Goodwill Impairment Testing under Ind AS 36

Under Ind AS, goodwill is no longer amortised. Instead, every year, companies like Tata Steel, Infosys, Wipro and ITC must check whether their goodwill is still worth the amount shown on their books. This is called the Impairment Test under Ind AS 36.

1. Why Impairment Testing?

  • Goodwill has indefinite life — without an annual review, it could become overstated.
  • Protects investors from inflated assets and overstated profits.
  • Aligns Indian financials with IFRS (IAS 36).

2. Key Definitions

(a) Cash-Generating Unit (CGU)

The smallest identifiable group of assets that generates cash inflows largely independent of other assets. Example: each business segment of Tata Group — Tata Steel, Tata Motors PV, Tata Motors CV — can be a separate CGU.

(b) Carrying Amount

Value at which the CGU (including allocated goodwill) is shown in the Balance Sheet.

(c) Recoverable Amount

Recoverable Amount = HIGHER of (Fair Value − Cost to Sell) and (Value in Use)

(d) Value in Use

Present value of future cash flows expected from the CGU, discounted at a pre-tax discount rate (typically WACC).

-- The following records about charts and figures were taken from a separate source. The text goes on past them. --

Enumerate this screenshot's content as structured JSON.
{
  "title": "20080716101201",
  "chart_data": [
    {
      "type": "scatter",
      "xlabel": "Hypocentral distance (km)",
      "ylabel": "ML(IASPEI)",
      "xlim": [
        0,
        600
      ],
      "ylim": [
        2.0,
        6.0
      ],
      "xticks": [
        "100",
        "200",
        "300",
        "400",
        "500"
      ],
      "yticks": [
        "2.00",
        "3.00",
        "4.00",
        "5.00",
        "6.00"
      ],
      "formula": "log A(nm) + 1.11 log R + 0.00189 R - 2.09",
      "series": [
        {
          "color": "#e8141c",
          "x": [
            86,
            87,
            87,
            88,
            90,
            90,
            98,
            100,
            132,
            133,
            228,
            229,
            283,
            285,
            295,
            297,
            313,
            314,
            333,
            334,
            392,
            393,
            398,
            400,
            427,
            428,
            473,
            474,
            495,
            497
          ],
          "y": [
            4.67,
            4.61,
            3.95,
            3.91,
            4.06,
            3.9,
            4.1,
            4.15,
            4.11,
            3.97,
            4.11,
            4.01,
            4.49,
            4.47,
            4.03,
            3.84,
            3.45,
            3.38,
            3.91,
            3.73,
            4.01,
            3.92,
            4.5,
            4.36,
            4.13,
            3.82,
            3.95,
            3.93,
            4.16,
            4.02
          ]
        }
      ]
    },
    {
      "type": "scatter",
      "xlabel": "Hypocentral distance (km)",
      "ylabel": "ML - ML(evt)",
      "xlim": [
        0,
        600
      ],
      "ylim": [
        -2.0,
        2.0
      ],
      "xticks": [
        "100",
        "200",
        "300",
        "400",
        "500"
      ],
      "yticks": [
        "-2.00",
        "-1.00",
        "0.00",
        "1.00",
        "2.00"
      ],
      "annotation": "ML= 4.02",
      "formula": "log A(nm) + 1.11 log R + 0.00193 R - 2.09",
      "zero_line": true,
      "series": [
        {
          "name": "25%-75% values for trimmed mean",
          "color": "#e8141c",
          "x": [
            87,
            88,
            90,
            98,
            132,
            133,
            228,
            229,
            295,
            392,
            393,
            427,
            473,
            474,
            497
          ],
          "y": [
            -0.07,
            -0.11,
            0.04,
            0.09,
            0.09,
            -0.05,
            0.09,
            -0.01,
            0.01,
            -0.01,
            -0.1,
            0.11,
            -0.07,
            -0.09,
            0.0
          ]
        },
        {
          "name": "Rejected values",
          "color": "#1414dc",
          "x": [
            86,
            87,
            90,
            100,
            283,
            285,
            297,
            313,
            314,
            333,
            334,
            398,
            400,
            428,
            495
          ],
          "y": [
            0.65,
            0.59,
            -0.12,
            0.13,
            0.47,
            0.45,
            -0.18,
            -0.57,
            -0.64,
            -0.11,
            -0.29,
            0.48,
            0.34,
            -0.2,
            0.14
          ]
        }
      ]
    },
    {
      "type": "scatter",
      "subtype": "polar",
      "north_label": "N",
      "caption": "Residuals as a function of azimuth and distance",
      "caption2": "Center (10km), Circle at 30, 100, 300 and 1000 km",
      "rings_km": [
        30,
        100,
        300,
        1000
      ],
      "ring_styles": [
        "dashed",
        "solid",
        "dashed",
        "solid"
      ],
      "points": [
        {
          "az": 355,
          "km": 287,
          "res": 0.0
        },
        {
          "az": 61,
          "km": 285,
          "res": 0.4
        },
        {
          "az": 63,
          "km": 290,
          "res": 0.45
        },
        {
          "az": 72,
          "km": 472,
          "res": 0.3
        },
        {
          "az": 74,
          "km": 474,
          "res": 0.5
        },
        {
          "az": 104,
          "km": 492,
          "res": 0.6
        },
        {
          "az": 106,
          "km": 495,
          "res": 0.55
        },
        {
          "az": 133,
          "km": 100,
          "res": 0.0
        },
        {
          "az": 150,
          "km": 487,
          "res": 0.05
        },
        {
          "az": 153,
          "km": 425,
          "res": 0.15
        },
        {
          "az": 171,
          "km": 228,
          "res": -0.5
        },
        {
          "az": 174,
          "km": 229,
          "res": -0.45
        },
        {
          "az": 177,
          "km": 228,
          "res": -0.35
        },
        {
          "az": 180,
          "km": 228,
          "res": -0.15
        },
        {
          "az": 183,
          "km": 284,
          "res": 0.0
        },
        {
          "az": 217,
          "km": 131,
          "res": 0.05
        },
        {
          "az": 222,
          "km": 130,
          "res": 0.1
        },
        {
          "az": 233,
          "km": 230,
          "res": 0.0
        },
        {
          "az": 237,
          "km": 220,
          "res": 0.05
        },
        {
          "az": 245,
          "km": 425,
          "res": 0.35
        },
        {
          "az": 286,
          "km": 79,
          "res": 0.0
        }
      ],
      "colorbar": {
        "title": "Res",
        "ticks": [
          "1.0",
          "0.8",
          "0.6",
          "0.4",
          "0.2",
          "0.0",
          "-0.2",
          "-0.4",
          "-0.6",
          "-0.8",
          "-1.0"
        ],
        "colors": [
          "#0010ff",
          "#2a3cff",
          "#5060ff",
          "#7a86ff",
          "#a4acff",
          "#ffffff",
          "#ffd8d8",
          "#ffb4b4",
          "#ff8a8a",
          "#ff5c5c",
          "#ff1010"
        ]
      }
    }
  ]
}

3. The 5-Step Impairment Process

  1. Identify CGUs and allocate goodwill to them.
  2. Determine carrying amount of each CGU (including goodwill).
  3. Estimate recoverable amount.
  4. Compare carrying with recoverable amount; if carrying > recoverable → impairment.
  5. Allocate the loss: first to goodwill, then to other assets pro rata.

4. When Is the Test Done?

  • At least annually, regardless of indicators.
  • Whenever indicators of impairment exist (e.g., regulatory changes, technology shift, fall in market cap).

5. Reversal Rule

Important: An impairment loss recognised on goodwill shall NEVER be reversed in subsequent periods (Ind AS 36, Para 124).

6. Real Indian Examples

  • Tata Steel impaired goodwill on its European business by thousands of crores due to Brexit and steel price collapse.
  • Vedanta has tested goodwill on its Cairn India and copper businesses multiple times.
  • Infosys and TCS routinely disclose CGU-wise goodwill and discount rates used.

7. Disclosures Required (Ind AS 36)

  • Carrying amount of goodwill allocated to each CGU.
  • Basis used to determine recoverable amount.
  • Key assumptions and discount rate.
  • Sensitivity analysis if a reasonably possible change would cause impairment.